As a follow up question, can an EM wave be considered a form of perpetual energy? I 'know' instinctively that this cannot be true, but I don't know why.
 
jasonRF said:
The radiated wave does get weaker as it propagates away from its source. For your case, the electric and magnetic fields both off as ##\frac{1}{R}##, so the power density falls off as ##\frac{1}{R^2}##. Here ##R## is the distance from your oscillating charge to the point at which you are observing the wave.

jason
For how much length the electric field of a unit charge exist?
Light reaches from sun to Earth after traveling that much distance. You mean to say that the electric field of the sun extends up to the distances where its light can reach?
 
Burnerjack said:
As a follow up question, can an EM wave be considered a form of perpetual energy? I 'know' instinctively that this cannot be true, but I don't know why.

Sure. Until the EM wave interacts with something, it will always have some amount of energy. The phrase 'perpetual energy' is mostly meaningless though. Energy is conserved, so it never disappears, but just gets transferred around and changes form. This is in contrast to a 'Perpetual Motion Machine'. A machine is basically a device that moves energy around.
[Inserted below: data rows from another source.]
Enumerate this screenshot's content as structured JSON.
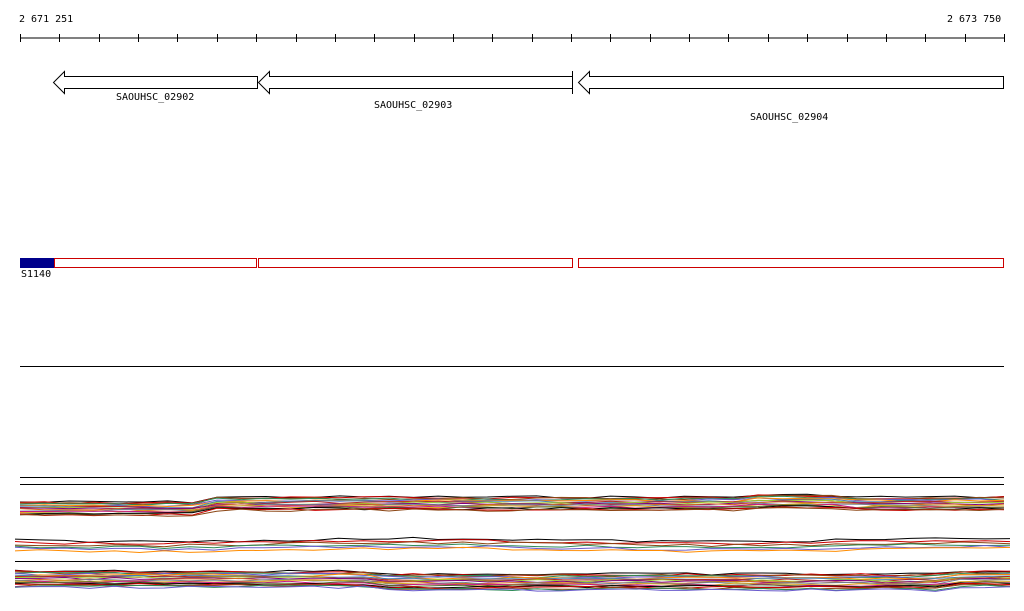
{
  "ruler": {
    "start_label": "2 671 251",
    "end_label": "2 673 750"
  },
  "genes": [
    {
      "name": "SAOUHSC_02902",
      "strand": "-"
    },
    {
      "name": "SAOUHSC_02903",
      "strand": "-"
    },
    {
      "name": "SAOUHSC_02904",
      "strand": "-"
    }
  ],
  "features": {
    "bar_label": "S1140",
    "feature_color": "#00008b",
    "outline_color": "#cc0000"
  },
  "colors": {
    "background": "#ffffff",
    "line": "#000000"
  }
}
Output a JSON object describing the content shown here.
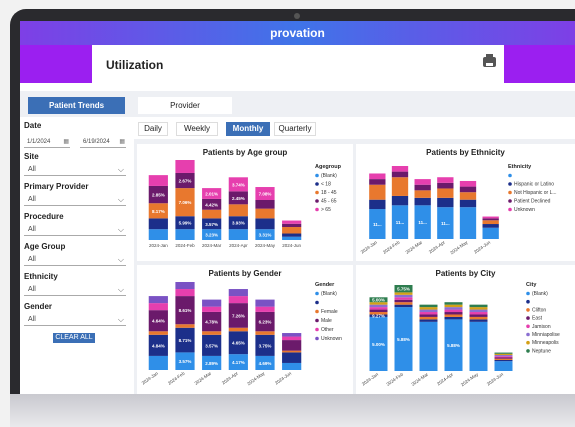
{
  "app": {
    "brand": "provation",
    "page_title": "Utilization"
  },
  "tabs": [
    "Patient Trends",
    "Provider"
  ],
  "granularity": [
    "Daily",
    "Weekly",
    "Monthly",
    "Quarterly"
  ],
  "filters": {
    "date_label": "Date",
    "date_from": "1/1/2024",
    "date_to": "6/19/2024",
    "site": {
      "label": "Site",
      "value": "All"
    },
    "primary_provider": {
      "label": "Primary Provider",
      "value": "All"
    },
    "procedure": {
      "label": "Procedure",
      "value": "All"
    },
    "age_group": {
      "label": "Age Group",
      "value": "All"
    },
    "ethnicity": {
      "label": "Ethnicity",
      "value": "All"
    },
    "gender": {
      "label": "Gender",
      "value": "All"
    },
    "clear_label": "CLEAR ALL"
  },
  "icons": {
    "printer": "printer-icon",
    "chevron": "chevron-down-icon",
    "calendar": "calendar-icon"
  },
  "colors": {
    "accent": "#3b6fb6",
    "brand_gradient": [
      "#7e3fe6",
      "#3f74e8"
    ],
    "header_band": "#9b1ff0"
  },
  "chart_data": [
    {
      "type": "bar",
      "title": "Patients by Age group",
      "legend_title": "Agegroup",
      "categories": [
        "2024-Jan",
        "2024-Feb",
        "2024-Mar",
        "2024-Apr",
        "2024-May",
        "2024-Jun"
      ],
      "series": [
        {
          "name": "(Blank)",
          "color": "#2f8fe8",
          "values": [
            1,
            1,
            1,
            1,
            1,
            0.3
          ]
        },
        {
          "name": "< 18",
          "color": "#1c2f8a",
          "values": [
            1,
            1.2,
            1,
            1.2,
            1,
            0.3
          ]
        },
        {
          "name": "18 - 45",
          "color": "#e8782e",
          "values": [
            1.4,
            2.6,
            0.8,
            1.1,
            0.9,
            0.6
          ]
        },
        {
          "name": "45 - 65",
          "color": "#6b1a6b",
          "values": [
            1.6,
            1.4,
            1,
            1.2,
            0.8,
            0.3
          ]
        },
        {
          "name": "> 65",
          "color": "#e63fae",
          "values": [
            1,
            1.2,
            1,
            1.3,
            1.2,
            0.3
          ]
        }
      ],
      "data_labels": [
        [
          "2.85%",
          "8.17%"
        ],
        [
          "7.06%",
          "2.67%",
          "5.99%"
        ],
        [
          "3.23%",
          "3.57%",
          "4.42%",
          "2.01%"
        ],
        [
          "3.74%",
          "3.93%",
          "2.45%"
        ],
        [
          "7.08%",
          "3.31%"
        ],
        []
      ]
    },
    {
      "type": "bar",
      "title": "Patients by Ethnicity",
      "legend_title": "Ethnicity",
      "categories": [
        "2024-Jan",
        "2024-Feb",
        "2024-Mar",
        "2024-Apr",
        "2024-May",
        "2024-Jun"
      ],
      "series": [
        {
          "name": "",
          "color": "#2f8fe8",
          "values": [
            1.6,
            1.8,
            1.8,
            1.7,
            1.7,
            0.6
          ]
        },
        {
          "name": "Hispanic or Latino",
          "color": "#1c2f8a",
          "values": [
            0.5,
            0.5,
            0.4,
            0.5,
            0.4,
            0.2
          ]
        },
        {
          "name": "Not Hispanic or L...",
          "color": "#e8782e",
          "values": [
            0.8,
            1,
            0.4,
            0.5,
            0.4,
            0.2
          ]
        },
        {
          "name": "Patient Declined",
          "color": "#6b1a6b",
          "values": [
            0.3,
            0.3,
            0.3,
            0.3,
            0.3,
            0.1
          ]
        },
        {
          "name": "Unknown",
          "color": "#e63fae",
          "values": [
            0.3,
            0.3,
            0.3,
            0.3,
            0.3,
            0.1
          ]
        }
      ],
      "data_labels": [
        [
          "11..."
        ],
        [
          "11..."
        ],
        [
          "11..."
        ],
        [
          "11..."
        ],
        [],
        []
      ]
    },
    {
      "type": "bar",
      "title": "Patients by Gender",
      "legend_title": "Gender",
      "categories": [
        "2024-Jan",
        "2024-Feb",
        "2024-Mar",
        "2024-Apr",
        "2024-May",
        "2024-Jun"
      ],
      "series": [
        {
          "name": "(Blank)",
          "color": "#2f8fe8",
          "values": [
            0.8,
            1,
            0.8,
            0.9,
            0.8,
            0.4
          ]
        },
        {
          "name": "",
          "color": "#1c2f8a",
          "values": [
            1.2,
            1.4,
            1.2,
            1.3,
            1.2,
            0.6
          ]
        },
        {
          "name": "Female",
          "color": "#e8782e",
          "values": [
            0.2,
            0.2,
            0.2,
            0.2,
            0.2,
            0.1
          ]
        },
        {
          "name": "Male",
          "color": "#6b1a6b",
          "values": [
            1.2,
            1.6,
            1.1,
            1.4,
            1.1,
            0.6
          ]
        },
        {
          "name": "Other",
          "color": "#e63fae",
          "values": [
            0.4,
            0.4,
            0.3,
            0.4,
            0.3,
            0.2
          ]
        },
        {
          "name": "Unknown",
          "color": "#7a52c4",
          "values": [
            0.4,
            0.4,
            0.4,
            0.4,
            0.4,
            0.2
          ]
        }
      ],
      "data_labels": [
        [
          "4.84%",
          "4.64%"
        ],
        [
          "8.61%",
          "8.71%",
          "3.57%"
        ],
        [
          "3.57%",
          "4.78%",
          "2.89%"
        ],
        [
          "7.26%",
          "4.65%",
          "4.17%"
        ],
        [
          "3.75%",
          "6.23%",
          "4.69%"
        ],
        []
      ]
    },
    {
      "type": "bar",
      "title": "Patients by City",
      "legend_title": "City",
      "categories": [
        "2024-Jan",
        "2024-Feb",
        "2024-Mar",
        "2024-Apr",
        "2024-May",
        "2024-Jun"
      ],
      "series": [
        {
          "name": "(Blank)",
          "color": "#2f8fe8",
          "values": [
            2.2,
            2.6,
            2,
            2.1,
            2,
            0.4
          ]
        },
        {
          "name": "",
          "color": "#1c2f8a",
          "values": [
            0.1,
            0.1,
            0.1,
            0.1,
            0.1,
            0.05
          ]
        },
        {
          "name": "Clifton",
          "color": "#e8782e",
          "values": [
            0.1,
            0.1,
            0.1,
            0.1,
            0.1,
            0.05
          ]
        },
        {
          "name": "East",
          "color": "#6b1a6b",
          "values": [
            0.1,
            0.1,
            0.1,
            0.1,
            0.1,
            0.05
          ]
        },
        {
          "name": "Jamison",
          "color": "#e63fae",
          "values": [
            0.1,
            0.1,
            0.1,
            0.1,
            0.1,
            0.05
          ]
        },
        {
          "name": "Minniapolise",
          "color": "#8a6fd1",
          "values": [
            0.1,
            0.1,
            0.1,
            0.1,
            0.1,
            0.05
          ]
        },
        {
          "name": "Minneapolis",
          "color": "#d4a017",
          "values": [
            0.1,
            0.1,
            0.1,
            0.1,
            0.1,
            0.05
          ]
        },
        {
          "name": "Neptune",
          "color": "#2e7d4f",
          "values": [
            0.2,
            0.3,
            0.1,
            0.1,
            0.1,
            0.05
          ]
        }
      ],
      "data_labels": [
        [
          "5.00%",
          "5.00%",
          "9.27%"
        ],
        [
          "5.88%",
          "5.75%"
        ],
        [],
        [
          "5.88%"
        ],
        [],
        []
      ]
    }
  ]
}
Adding 'perpetual motion' implies that the machine can run forever, performing work without expending energy. This is impossible.

jijopaul said:
For how much length the electric field of a unit charge exist?
Light reaches from sun to Earth after traveling that much distance. You mean to say that the electric field of the sun extends up to the distances where its light can reach?

The EM field from any object extends to infinity.